Each spring, home gardeners buy bedding plants (annual flowers and vegetables) from local garden centers and greenhouses. To help ensure a successful start to the gardening season, select strong, healthy plants and harden them outdoors for a few days before planting. Proper planting is another key to success.
Selection | Hardening | Planting | More Information
Selection
Select short, stocky plants with dark green foliage. Avoid tall, spindly plants. Smaller seedlings become established in the garden more quickly than larger ones. Also, smaller plants are often more productive. When selecting bedding plants, "large" is usually not better.
Hardening
Bedding plants purchased from greenhouses or garden centers should not be planted directly into the garden. The intense sun and strong winds may damage or kill the tender seedlings. Bedding plants should be "hardened" (acclimated to outdoor growing conditions) before transplanting them into the garden.
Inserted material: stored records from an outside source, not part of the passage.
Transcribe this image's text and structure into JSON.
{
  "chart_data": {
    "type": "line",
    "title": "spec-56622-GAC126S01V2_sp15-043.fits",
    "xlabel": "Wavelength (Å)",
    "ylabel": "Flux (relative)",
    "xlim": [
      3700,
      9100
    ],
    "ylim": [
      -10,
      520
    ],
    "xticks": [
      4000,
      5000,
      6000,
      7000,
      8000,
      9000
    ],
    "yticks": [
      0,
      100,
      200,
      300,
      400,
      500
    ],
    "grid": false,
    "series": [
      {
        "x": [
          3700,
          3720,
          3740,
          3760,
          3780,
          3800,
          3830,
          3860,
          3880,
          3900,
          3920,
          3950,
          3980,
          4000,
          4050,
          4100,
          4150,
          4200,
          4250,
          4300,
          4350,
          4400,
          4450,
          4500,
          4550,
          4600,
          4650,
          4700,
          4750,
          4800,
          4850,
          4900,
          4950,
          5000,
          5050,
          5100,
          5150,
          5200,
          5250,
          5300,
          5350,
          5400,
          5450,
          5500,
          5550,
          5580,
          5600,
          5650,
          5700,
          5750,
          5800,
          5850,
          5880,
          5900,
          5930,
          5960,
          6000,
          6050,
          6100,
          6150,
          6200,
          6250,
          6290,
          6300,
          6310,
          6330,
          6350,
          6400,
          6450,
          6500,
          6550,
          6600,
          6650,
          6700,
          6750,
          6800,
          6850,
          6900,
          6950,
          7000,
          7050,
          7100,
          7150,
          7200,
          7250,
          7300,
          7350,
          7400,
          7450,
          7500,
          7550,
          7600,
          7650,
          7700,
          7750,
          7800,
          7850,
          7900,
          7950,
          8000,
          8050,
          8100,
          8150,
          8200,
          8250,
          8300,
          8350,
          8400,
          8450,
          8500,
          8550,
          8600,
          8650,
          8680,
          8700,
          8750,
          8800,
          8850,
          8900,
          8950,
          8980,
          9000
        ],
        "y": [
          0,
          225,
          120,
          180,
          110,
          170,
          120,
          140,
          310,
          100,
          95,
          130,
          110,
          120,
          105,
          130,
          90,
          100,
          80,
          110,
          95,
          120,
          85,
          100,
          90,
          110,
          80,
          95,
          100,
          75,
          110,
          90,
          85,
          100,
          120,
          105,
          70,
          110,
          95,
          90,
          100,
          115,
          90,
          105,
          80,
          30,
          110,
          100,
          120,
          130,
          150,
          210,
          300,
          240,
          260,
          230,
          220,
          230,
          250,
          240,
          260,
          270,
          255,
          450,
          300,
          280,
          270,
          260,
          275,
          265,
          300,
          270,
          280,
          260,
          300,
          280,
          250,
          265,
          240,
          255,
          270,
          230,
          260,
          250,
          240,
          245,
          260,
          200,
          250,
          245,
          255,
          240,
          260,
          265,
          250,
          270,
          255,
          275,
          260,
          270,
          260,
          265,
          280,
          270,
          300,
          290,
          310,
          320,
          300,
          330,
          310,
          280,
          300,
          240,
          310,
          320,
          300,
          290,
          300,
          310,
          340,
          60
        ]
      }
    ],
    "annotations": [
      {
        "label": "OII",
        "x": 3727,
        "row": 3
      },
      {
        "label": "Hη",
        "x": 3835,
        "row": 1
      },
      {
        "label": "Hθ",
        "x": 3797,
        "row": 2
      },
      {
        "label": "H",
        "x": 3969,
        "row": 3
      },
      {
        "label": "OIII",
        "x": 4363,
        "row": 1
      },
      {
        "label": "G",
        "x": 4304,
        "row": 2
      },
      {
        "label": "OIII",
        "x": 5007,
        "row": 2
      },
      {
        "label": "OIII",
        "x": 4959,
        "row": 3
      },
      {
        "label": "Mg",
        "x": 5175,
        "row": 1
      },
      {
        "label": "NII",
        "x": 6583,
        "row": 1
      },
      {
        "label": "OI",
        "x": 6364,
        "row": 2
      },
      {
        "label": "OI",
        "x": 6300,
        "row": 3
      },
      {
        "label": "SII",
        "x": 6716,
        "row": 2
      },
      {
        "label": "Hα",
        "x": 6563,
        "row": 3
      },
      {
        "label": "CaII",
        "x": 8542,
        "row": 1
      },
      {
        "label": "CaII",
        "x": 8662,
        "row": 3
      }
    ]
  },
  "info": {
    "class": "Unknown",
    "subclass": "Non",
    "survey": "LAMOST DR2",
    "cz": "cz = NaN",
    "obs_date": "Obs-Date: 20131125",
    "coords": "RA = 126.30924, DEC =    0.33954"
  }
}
Initially, place the plants in a shady, protected site. Then, gradually expose the plants to longer periods of direct sun. Closely watch the plants during this period. If possible, check on them at least once or twice a day. Thoroughly water the seedlings when the soil surface becomes dry to the touch. Move the plants indoors if strong winds, a severe storm, or an overnight frost threatens them. After 7 to 10 days of hardening, the bedding plants should be ready for planting.
Planting
Most annual flowers should be planted outdoors when the danger of frost is past. A few frost tolerant annuals, such as pansy, sweet alyssum, and snapdragon, can be planted 2 to 3 weeks earlier. Cabbage, broccoli, and cauliflower seedlings can be planted outdoors in early April in southern Iowa; gardeners in northern counties should wait until mid-to-late April. Tomatoes, peppers, cucumbers, melons, and other warm season vegetables should be planted after your area's average last frost date.
Set the plants in the garden in the evening or on a cloudy day, if possible. Planting at these times lessens transplant shock and allows the plants to recover somewhat before exposure to direct sun. Many annuals, such as petunia, snapdragon, salvia, and periwinkle, should be pinched back to encourage branching. Others, such as impatiens, are self-branching and don't require pinching. It's also advisable to remove flowers on blooming annuals. Blossom removal aids plant establishment. Vegetable transplants should not be pinched.
When watering newly planted transplants, apply a starter fertilizer solution to each plant. A starter fertilizer solution can be prepared by mixing two tablespoons of all-purpose garden fertilizer, such as 5-10-5, in 1 gallon of water. When the fertilizer has completely dissolved, give each plant approximately 1 cup of the starter fertilizer solution.